Scarecrow is not back this year. Neither is Schrader ($1667 a bottle last year), Vine Hill Ranch ($1333), Odette Estate ($1000) or Ovid ($1000).

The highest priced holdovers are Shafer ($1667 a bottle last year), which has been in every Premiere auction since the beginning, and ZD ($1667), which makes an unusual solera-system wine for Premiere that last year included 21 different vintages.

"Never in our wildest dreams did we think this would be so popular and bring these prices," Shafer president Doug Shafer told Wine Searcher.

Often the key to a newcomer breaking into the inner circle is a very high score from Robert Parker. A 95 used to be enough, but 100-point scores are commonplace these days (Parker recently wrote about Alpha Omega's wines: "There are several candidates for perfection"). Scarecrow's 2007 wine got 100 points from Parker and a 2013 barrel sample got 96-100. (Parker often gives a range for barrel samples.)
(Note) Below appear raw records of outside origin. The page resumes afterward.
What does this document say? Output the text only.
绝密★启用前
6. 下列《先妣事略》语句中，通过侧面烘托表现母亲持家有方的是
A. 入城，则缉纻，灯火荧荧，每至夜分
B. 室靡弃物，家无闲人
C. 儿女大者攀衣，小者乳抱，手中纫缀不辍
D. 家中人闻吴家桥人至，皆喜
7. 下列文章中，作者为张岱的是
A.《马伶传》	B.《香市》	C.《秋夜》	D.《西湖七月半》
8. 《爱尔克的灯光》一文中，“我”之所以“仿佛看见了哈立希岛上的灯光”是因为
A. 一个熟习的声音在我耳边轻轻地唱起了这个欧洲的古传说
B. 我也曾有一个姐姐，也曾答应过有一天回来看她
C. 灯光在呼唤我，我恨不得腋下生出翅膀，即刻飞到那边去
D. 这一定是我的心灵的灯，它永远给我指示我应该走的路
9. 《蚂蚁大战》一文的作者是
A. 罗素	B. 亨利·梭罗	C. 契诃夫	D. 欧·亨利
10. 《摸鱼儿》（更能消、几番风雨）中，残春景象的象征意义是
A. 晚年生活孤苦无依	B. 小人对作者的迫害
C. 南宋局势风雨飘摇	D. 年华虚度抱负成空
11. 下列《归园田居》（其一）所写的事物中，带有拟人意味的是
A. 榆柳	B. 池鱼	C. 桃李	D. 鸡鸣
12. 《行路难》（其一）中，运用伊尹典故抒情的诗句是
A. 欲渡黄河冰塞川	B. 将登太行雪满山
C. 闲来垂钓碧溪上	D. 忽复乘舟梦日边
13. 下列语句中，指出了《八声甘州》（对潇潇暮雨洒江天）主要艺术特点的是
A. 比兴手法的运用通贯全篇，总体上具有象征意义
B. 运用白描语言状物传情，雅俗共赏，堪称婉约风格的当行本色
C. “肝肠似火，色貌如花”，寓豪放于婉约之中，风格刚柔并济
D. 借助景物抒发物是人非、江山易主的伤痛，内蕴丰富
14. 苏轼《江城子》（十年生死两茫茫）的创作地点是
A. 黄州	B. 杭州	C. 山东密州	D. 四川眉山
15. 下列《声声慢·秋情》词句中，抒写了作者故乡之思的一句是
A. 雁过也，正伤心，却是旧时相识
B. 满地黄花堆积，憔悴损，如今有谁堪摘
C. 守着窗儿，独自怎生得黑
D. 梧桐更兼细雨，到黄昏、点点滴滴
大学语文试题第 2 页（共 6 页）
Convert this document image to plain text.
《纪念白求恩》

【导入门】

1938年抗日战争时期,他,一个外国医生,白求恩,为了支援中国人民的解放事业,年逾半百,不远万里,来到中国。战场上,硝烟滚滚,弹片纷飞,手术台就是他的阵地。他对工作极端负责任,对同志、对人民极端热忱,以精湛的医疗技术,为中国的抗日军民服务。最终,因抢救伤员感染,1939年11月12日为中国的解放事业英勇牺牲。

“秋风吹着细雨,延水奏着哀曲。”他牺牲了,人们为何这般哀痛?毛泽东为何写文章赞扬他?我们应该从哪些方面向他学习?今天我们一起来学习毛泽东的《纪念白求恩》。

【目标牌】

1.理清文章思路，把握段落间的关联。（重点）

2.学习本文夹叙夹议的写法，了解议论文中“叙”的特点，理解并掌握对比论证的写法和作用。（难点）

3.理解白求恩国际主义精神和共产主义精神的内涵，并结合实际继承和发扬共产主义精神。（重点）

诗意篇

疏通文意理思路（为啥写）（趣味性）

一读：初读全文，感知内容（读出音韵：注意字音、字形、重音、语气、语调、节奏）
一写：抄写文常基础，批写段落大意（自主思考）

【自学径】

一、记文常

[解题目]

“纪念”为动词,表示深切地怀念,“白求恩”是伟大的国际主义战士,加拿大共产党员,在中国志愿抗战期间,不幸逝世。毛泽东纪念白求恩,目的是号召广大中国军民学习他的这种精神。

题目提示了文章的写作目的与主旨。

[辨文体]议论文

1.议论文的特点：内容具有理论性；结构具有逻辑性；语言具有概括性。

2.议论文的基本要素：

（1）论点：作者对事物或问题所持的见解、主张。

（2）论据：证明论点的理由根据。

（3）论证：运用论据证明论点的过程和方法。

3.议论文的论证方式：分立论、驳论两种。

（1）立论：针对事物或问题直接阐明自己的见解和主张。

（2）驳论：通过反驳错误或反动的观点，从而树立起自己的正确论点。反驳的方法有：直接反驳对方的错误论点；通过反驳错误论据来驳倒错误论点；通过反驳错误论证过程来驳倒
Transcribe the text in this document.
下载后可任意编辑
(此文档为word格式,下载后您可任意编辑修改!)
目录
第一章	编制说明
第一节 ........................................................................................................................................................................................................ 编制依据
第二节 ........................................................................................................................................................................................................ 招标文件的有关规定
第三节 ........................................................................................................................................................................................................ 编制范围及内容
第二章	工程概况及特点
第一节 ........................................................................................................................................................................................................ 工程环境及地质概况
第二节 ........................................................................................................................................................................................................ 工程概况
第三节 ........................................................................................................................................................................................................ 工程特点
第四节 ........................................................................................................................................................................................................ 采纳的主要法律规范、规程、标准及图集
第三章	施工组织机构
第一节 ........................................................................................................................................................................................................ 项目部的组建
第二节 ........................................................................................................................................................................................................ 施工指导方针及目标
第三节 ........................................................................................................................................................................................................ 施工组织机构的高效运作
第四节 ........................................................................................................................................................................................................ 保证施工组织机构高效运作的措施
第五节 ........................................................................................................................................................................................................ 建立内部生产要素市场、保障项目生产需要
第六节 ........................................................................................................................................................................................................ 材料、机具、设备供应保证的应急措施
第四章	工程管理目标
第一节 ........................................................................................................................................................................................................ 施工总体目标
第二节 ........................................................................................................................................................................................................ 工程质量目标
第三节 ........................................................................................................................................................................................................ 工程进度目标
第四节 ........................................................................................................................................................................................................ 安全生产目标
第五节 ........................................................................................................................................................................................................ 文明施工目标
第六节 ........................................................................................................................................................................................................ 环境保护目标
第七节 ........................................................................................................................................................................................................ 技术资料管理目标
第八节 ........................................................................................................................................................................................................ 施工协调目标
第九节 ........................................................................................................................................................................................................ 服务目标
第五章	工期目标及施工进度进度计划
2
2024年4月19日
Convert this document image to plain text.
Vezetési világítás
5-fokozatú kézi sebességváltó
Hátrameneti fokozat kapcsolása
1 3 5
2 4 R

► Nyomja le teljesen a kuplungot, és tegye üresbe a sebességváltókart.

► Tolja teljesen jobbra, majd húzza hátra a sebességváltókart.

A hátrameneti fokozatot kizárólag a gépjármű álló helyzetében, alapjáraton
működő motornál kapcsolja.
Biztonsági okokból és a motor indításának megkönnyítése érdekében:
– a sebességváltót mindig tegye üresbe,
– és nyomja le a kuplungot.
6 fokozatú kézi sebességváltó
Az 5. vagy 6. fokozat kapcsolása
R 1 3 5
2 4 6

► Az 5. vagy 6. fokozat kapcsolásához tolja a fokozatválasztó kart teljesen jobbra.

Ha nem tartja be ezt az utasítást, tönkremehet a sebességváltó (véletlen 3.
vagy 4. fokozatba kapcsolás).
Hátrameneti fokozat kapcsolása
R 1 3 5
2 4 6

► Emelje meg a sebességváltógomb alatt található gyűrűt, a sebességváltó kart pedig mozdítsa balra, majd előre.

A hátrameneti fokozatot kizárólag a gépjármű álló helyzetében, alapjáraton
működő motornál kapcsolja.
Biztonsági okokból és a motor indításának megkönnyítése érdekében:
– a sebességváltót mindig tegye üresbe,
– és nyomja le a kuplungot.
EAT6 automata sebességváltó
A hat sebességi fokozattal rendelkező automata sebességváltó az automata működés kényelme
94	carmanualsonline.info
By that standard, two wineries to keep an eye on next month – in addition to Alpha Omega – are Seavey, which got 96-100 for a barrel sample, and Larkmead, which got 98-100 for a barrel sample. Consulting winemaker Philippe Melka is popular with Premiere buyers, and he works with Seavey.

Most wines on offer are 2013 Napa Cabs, and prices should benefit from good early impressions of the vintage. This was also the case last year; 2012 was perceived as a better vintage than 2011, and thus Premiere's take nearly doubled from the year before.

The full list of wines is available online. Deep-pocketed buyers with a fancy for something would be well advised to contact a retail store now to see if a representative can put a bid in for you. Indeed, Shafer says the real benefit to Napa Valley wineries from Premiere is not the exorbitant prices – the proceeds go to charity – but the people who schlep to the valley in February to pay them.